Représentant gouvernemental – Permettez-moi, au nom de la délégation gouvernementale, d’exprimer ma gratitude à la commission pour le travail accompli et le dialogue constructif, ainsi qu’aux gouvernements et aux membres employeurs et travailleurs pour les déclarations qu’ils ont adressées au Turkménistan.

Nous avons, bien sûr, écouté de très nombreuses informations concernant le Turkménistan. Nous avons pris note de certaines. Les approches de certaines délégations ont été très constructives et prenaient en compte les documents fournis par le Turkménistan dans le cadre de la préparation de cette réunion.
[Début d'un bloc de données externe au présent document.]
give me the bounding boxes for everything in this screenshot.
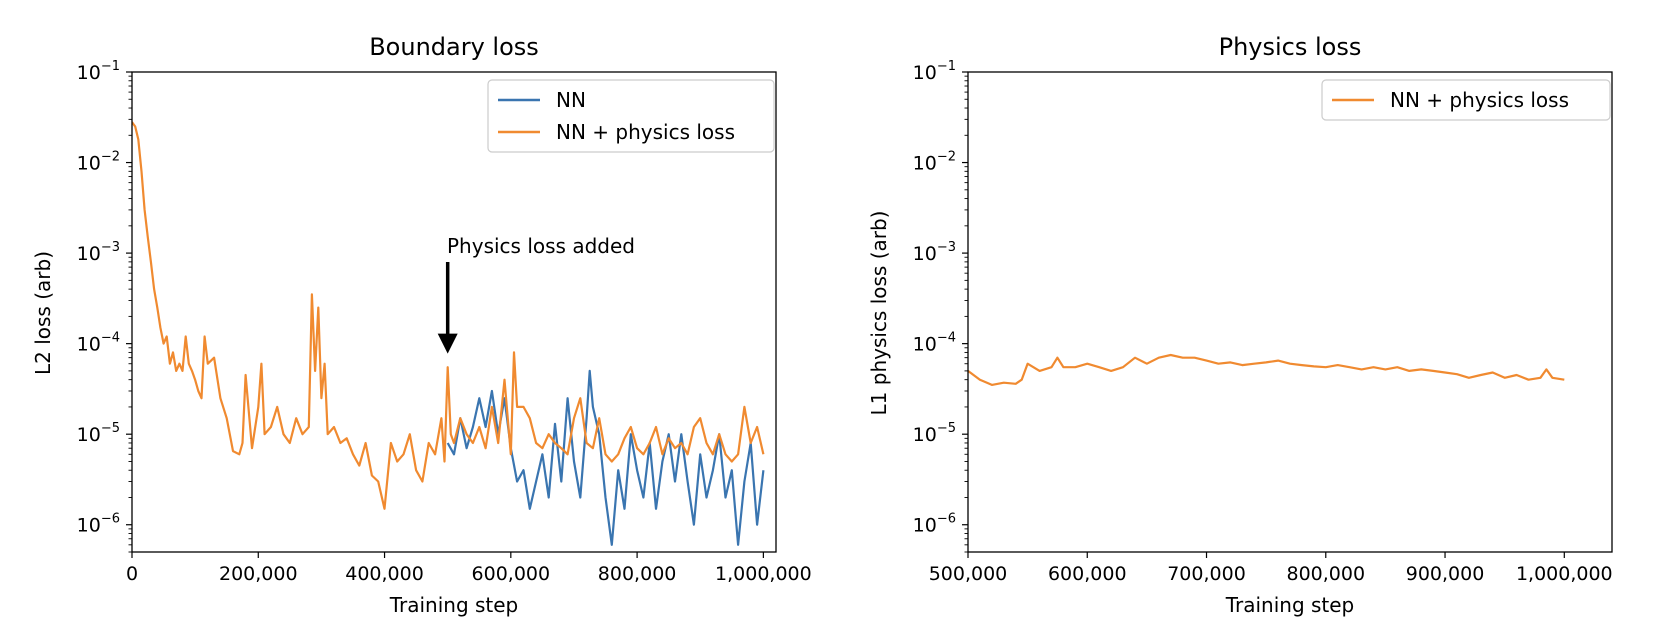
series-line-0: [968, 353, 1565, 386]
y-tick-label: 10−1: [77, 59, 120, 84]
y-tick-label: 10−1: [913, 59, 956, 84]
legend: NN + physics loss: [1321, 79, 1611, 121]
axes-frame: [131, 71, 777, 553]
x-tick-label: 1,000,000: [715, 563, 812, 585]
y-tick-label: 10−2: [77, 150, 120, 175]
axes-frame: [967, 71, 1613, 553]
x-tick-label: 200,000: [219, 563, 298, 585]
annotation-arrow: [437, 262, 458, 354]
annotation: Physics loss added: [437, 234, 635, 354]
physics-loss-chart: Physics loss 500,000 600,000 700,000 800,00…: [867, 33, 1613, 617]
x-tick-label: 1,000,000: [1516, 563, 1613, 585]
x-tick-label: 800,000: [1286, 563, 1365, 585]
y-axis-label: L2 loss (arb): [31, 251, 55, 375]
series-layer: [968, 353, 1565, 386]
y-tick-label: 10−4: [77, 331, 120, 356]
legend-label: NN + physics loss: [556, 120, 735, 144]
legend: NN NN + physics loss: [487, 79, 775, 153]
y-tick-label: 10−2: [913, 150, 956, 175]
series-line-1: [132, 121, 765, 510]
chart-title: Boundary loss: [369, 33, 539, 61]
series-layer: [132, 121, 765, 546]
x-tick-label: 900,000: [1406, 563, 1485, 585]
boundary-loss-chart: Boundary loss 0 200,000 400,000 600,000 800,…: [31, 33, 812, 617]
y-axis-ticks: 10−6 10−5 10−4 10−3 10−2 10−1: [913, 59, 968, 553]
legend-label: NN + physics loss: [1390, 88, 1569, 112]
y-tick-label: 10−5: [77, 421, 120, 446]
x-tick-label: 800,000: [598, 563, 677, 585]
y-axis-ticks: 10−6 10−5 10−4 10−3 10−2 10−1: [77, 59, 132, 553]
legend-label: NN: [556, 88, 586, 112]
x-tick-label: 400,000: [345, 563, 424, 585]
y-tick-label: 10−6: [913, 512, 956, 537]
x-tick-label: 700,000: [1167, 563, 1246, 585]
x-tick-label: 600,000: [1048, 563, 1127, 585]
y-tick-label: 10−4: [913, 331, 956, 356]
x-tick-label: 0: [126, 563, 138, 585]
x-axis-label: Training step: [1225, 593, 1355, 617]
x-tick-label: 600,000: [472, 563, 551, 585]
y-tick-label: 10−3: [77, 240, 120, 265]
x-axis-label: Training step: [389, 593, 519, 617]
x-tick-label: 500,000: [929, 563, 1008, 585]
chart-title: Physics loss: [1219, 33, 1362, 61]
x-axis-ticks: 500,000 600,000 700,000 800,000 900,000 1,000…: [929, 552, 1613, 585]
y-tick-label: 10−5: [913, 421, 956, 446]
y-tick-label: 10−3: [913, 240, 956, 265]
x-axis-ticks: 0 200,000 400,000 600,000 800,000 1,000,000: [126, 552, 812, 585]
y-axis-label: L1 physics loss (arb): [867, 211, 891, 416]
plot-area: [968, 72, 1612, 552]
annotation-text: Physics loss added: [447, 234, 635, 258]
y-tick-label: 10−6: [77, 512, 120, 537]
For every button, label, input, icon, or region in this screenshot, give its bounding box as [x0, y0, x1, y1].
Comme indiqué dans le discours principal de notre délégation, beaucoup de travail a été réalisé et est en cours pour mettre en œuvre les normes de la convention non seulement au niveau de la législation, mais aussi dans la pratique. Dans ce contexte, je voudrais une fois de plus prier instamment les membres travailleurs et employeurs de prêter une plus grande attention aux commentaires du gouvernement. Certaines des informations fournies sont fondamentalement fausses, même en ce qui concerne les élections démocratiques qui ont eu lieu dans notre pays. Je tiens à vous rassurer: les élections se déroulent au Turkménistan avec la participation active d’observateurs internationaux. La critique des dirigeants de mon pays est inacceptable et non professionnelle et ne devrait pas être formulée dans le cadre de cet événement. Nous déclarons explicitement que les informations concernant la légalisation de la récolte forcée du coton par l’État sont sans fondement et ne reflètent pas la situation réelle sur le terrain. La politique de mon pays dans ce domaine vise la mécanisation de la récolte du coton, comme indiqué dans mon rapport principal.

Toutes les propositions et recommandations constructives des experts internationaux dans le contexte de la question examinée seront soigneusement étudiées et analysées. Au nom de mon gouvernement, je tiens à souligner avec assurance que nous recherchons systématiquement la collaboration avec l’OIT. La feuille de route de notre partenariat vise à résoudre les problèmes liés au respect des normes universellement reconnues du droit international et à mettre en œuvre un mécanisme permettant d’améliorer à la fois le cadre législatif et la pratique en matière d’application des lois.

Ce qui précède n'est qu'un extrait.